Tuesday 23rd June, 3-4pm (UK time)   

Abstract: The seminar will give an overview of methodological advances for vehicle ownership and use modeling, and presents empirical results obtained on US data. A dynamic model formulation for new vehicle technology adoption will be presented and its integration with continuous variables for the prediction of Vehicle Miles Travelled will be briefly introduced. Estimates of rebound effect and elasticity to fuel cost will be discussed in the light of the 2018 Notice of Proposed Rulemaking (NPRM) issued by EPA and NHTSA.

About: Cinzia Cirillo is a Full Professor at the University of Maryland (USA), Department of Civil and Environmental Engineering. She has been an active member of the travel behavior community for about two decades. Her work has focused on the fundamentals of the disciplines: discrete choice analysis, survey methodologies including national travel surveys and stated preference, and activity based modeling.

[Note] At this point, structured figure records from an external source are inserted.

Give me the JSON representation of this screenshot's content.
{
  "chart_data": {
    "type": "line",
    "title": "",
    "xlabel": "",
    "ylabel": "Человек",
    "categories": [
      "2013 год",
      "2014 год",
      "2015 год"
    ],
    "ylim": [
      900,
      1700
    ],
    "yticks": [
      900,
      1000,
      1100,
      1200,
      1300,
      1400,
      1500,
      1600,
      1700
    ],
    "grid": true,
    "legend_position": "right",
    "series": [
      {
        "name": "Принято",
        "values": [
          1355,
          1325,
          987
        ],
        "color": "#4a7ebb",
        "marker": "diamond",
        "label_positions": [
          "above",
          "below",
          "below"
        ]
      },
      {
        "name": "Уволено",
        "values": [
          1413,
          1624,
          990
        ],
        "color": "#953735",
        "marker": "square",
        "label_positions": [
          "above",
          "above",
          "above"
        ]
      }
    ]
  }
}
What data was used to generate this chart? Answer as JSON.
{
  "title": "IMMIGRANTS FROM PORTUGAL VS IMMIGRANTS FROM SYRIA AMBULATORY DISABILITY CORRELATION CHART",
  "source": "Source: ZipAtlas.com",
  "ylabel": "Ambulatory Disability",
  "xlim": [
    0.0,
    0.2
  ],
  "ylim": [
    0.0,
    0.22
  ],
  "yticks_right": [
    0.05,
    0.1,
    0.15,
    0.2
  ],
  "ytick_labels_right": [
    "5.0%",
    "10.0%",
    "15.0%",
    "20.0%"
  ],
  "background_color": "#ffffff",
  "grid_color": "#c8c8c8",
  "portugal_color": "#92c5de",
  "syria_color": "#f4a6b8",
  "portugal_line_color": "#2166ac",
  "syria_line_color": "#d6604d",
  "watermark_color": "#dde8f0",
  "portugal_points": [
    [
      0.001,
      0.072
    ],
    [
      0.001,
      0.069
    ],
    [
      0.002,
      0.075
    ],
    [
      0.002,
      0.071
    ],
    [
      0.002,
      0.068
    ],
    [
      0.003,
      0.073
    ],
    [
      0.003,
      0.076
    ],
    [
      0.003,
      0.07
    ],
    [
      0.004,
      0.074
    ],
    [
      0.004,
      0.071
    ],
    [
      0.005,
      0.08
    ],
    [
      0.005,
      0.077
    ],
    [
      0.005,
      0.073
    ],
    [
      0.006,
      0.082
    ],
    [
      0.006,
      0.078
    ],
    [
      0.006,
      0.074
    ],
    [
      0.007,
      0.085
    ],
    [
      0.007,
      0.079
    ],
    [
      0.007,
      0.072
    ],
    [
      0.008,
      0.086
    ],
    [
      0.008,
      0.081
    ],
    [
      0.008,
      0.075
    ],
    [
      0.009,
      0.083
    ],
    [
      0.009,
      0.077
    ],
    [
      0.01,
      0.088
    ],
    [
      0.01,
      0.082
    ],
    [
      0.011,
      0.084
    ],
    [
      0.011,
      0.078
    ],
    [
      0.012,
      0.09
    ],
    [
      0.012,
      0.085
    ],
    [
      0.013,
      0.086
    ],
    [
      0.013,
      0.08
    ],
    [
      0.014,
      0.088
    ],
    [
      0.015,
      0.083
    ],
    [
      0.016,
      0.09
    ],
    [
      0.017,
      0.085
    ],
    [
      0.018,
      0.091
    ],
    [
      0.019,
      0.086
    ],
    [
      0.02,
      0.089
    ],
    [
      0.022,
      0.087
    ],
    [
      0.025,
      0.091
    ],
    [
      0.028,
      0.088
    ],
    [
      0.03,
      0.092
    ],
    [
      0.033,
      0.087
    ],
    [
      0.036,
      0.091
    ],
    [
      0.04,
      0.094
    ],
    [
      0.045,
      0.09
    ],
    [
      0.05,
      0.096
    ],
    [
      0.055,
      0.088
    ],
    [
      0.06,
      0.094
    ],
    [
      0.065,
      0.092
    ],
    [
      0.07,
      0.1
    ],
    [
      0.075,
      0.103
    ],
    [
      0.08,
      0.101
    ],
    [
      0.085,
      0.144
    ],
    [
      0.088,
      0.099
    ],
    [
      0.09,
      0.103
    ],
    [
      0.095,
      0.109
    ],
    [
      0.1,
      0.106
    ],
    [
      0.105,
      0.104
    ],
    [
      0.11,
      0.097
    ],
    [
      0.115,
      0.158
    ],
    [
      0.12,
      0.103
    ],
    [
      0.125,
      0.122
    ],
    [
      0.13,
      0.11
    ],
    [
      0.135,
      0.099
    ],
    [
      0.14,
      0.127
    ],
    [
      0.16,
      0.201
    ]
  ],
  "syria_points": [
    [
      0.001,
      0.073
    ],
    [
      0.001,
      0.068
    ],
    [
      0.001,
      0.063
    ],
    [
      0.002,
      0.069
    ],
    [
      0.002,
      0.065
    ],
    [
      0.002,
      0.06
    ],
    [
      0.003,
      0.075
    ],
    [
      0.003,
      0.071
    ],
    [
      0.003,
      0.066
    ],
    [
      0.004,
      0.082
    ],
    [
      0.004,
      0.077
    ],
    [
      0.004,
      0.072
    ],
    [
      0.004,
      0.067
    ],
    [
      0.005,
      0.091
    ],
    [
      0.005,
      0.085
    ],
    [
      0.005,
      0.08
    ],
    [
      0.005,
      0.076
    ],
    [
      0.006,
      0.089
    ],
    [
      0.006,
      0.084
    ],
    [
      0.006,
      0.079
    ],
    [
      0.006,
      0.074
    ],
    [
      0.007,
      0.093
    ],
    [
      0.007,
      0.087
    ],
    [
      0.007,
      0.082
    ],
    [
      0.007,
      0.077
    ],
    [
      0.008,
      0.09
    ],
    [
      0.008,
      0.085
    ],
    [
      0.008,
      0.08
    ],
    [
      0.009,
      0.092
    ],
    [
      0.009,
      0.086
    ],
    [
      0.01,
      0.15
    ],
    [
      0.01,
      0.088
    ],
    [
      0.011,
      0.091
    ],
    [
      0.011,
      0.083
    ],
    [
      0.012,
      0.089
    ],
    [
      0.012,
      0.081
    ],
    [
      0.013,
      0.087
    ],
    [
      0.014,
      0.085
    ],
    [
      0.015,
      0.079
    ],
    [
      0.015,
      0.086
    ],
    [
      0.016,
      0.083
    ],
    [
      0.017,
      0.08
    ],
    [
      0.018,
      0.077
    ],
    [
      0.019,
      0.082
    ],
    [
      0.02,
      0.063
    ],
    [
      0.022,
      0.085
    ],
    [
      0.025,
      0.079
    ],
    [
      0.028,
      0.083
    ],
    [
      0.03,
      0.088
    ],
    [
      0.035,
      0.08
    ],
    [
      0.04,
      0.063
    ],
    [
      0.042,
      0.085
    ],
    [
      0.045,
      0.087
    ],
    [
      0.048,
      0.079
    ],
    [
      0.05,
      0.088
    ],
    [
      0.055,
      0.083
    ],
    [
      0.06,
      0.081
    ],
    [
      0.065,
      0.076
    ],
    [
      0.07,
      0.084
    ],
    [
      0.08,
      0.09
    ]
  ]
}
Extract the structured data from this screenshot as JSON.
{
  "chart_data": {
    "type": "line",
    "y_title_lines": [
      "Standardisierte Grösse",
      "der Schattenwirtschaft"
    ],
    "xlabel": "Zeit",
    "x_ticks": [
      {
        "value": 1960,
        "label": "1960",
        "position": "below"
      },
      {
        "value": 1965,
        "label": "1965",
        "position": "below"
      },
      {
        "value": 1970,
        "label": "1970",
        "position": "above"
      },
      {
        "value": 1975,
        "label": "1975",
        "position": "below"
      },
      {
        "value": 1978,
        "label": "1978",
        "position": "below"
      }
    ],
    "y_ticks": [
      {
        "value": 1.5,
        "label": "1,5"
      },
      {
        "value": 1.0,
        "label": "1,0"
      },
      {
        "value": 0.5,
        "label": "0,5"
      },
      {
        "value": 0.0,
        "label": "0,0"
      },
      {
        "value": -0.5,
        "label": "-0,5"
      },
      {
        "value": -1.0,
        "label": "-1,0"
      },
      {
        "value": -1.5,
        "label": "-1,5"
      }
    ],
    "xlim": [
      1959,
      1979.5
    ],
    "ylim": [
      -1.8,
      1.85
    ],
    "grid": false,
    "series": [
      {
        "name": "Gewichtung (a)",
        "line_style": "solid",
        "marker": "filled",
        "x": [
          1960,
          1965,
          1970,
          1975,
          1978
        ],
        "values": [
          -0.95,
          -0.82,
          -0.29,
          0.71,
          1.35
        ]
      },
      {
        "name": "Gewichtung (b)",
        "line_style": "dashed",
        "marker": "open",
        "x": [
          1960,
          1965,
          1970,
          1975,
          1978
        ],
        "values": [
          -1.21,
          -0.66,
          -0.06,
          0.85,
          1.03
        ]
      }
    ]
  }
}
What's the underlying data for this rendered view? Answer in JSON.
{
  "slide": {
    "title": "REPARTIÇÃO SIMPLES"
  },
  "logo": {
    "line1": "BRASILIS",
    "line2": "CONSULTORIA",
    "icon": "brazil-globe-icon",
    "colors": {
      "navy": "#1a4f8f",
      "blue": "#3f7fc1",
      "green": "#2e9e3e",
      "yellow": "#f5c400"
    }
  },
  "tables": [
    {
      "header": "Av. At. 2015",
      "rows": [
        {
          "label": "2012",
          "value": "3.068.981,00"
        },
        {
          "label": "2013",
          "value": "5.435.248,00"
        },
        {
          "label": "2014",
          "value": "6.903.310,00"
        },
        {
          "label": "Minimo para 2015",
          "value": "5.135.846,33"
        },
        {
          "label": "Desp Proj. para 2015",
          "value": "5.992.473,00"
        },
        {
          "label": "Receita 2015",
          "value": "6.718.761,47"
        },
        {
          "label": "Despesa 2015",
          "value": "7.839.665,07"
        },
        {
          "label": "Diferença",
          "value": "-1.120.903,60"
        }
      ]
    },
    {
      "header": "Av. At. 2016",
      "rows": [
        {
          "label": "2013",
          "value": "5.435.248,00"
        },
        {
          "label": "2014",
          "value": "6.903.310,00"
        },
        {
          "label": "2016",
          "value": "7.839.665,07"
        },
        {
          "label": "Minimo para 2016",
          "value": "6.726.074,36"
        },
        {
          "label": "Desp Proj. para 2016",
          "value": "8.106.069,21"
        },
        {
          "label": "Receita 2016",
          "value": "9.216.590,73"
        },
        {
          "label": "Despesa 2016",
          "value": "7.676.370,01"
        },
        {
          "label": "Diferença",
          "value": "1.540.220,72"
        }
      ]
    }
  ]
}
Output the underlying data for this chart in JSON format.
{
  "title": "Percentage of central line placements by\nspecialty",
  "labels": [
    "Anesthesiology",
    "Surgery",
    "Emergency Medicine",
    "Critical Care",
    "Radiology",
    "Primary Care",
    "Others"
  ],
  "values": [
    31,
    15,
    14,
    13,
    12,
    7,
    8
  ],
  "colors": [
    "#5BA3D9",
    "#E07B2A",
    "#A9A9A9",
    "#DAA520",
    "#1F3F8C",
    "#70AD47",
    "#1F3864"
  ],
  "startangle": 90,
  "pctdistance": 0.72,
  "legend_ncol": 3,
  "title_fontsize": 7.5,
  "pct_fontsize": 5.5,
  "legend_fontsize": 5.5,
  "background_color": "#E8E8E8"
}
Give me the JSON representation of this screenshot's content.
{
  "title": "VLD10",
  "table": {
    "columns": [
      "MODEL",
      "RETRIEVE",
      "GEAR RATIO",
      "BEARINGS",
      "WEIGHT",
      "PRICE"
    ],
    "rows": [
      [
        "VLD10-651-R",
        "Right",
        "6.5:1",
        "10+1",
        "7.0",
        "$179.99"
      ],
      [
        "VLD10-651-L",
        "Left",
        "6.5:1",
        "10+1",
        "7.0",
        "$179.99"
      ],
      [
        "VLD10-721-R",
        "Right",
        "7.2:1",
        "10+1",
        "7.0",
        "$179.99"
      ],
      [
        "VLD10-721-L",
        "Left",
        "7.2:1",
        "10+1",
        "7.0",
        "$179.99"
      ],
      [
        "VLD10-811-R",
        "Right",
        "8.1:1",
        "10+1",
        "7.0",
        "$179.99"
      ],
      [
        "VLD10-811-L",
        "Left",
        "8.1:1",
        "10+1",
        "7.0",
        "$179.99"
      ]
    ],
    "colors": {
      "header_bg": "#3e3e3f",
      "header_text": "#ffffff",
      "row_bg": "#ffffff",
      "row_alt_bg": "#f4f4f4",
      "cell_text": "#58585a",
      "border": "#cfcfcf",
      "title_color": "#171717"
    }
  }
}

[02-06-2020] Shenhao Wang, MIT. Deep Neural Networks for Choice Analysis

Dr. Shenhao Wang, Massachusetts Institute of Technology
Deep Neural Networks for Choice Analysis

Abstract: There exists a tension between the classical travel behavioral models and the new machine learning (ML) classifiers. While many studies have shown that ML classifiers can outperform choice models for prediction, this presentation discusses how to generate mutual benefits between deep neural networks (DNNs) and classical choice modeling in the context of travel behavioral analysis. Specifically, we ask bidirectional questions: how to interpret DNN-based choice models for behavioral analysis and how to use behavioral theory to design new DNN architectures to improve predictive power and model interpretation. In the first paper, I demonstrate that DNNs can provide economic information as complete as classical discrete choice models (DCMs). The economic information provided by DNNs includes choice predictions, choice probabilities, market shares, substitution patterns of alternatives, social welfare, probability derivatives, elasticities, marginal rates of substitution (MRS), and heterogeneous values of time (VOT). Unlike DCMs, DNNs can automatically learn utility function and reveal behavioral patterns that are not pre-specified by domain experts, particularly when the sample size is large. However, the economic information obtained from DNNs can be unreliable when the sample size is small, because of the three challenges associated with the automatic learning capacity: high sensitivity to hyper-parameters, model non-identification, and local irregularity. In the second paper, I will demonstrate how to use behavioral knowledge to design a particular DNN architecture with alternative-specific utility functions (ASU-DNN). Theoretically, ASU-DNN can substantially reduce the estimation error of fully connected DNN because of its lighter architecture and sparser connectivity. Empirically, ASU-DNN has 2-3% higher prediction accuracy than a fully connected DNN over the whole hyper-parameter space. The alternative-specific connectivity is associated with the independence of irrelevant alternative (IIA) constraint, which as a domain-knowledge-based regularization method is more effective than the most popular generic-purpose explicit and implicit regularization methods and architectural hyper-parameters. Overall, this presentation demonstrates the dynamic interaction between behavioral modeling and DNNs, and the synergy of the two parts can generate mutual benefits in terms of model prediction, interpretation, and robustness.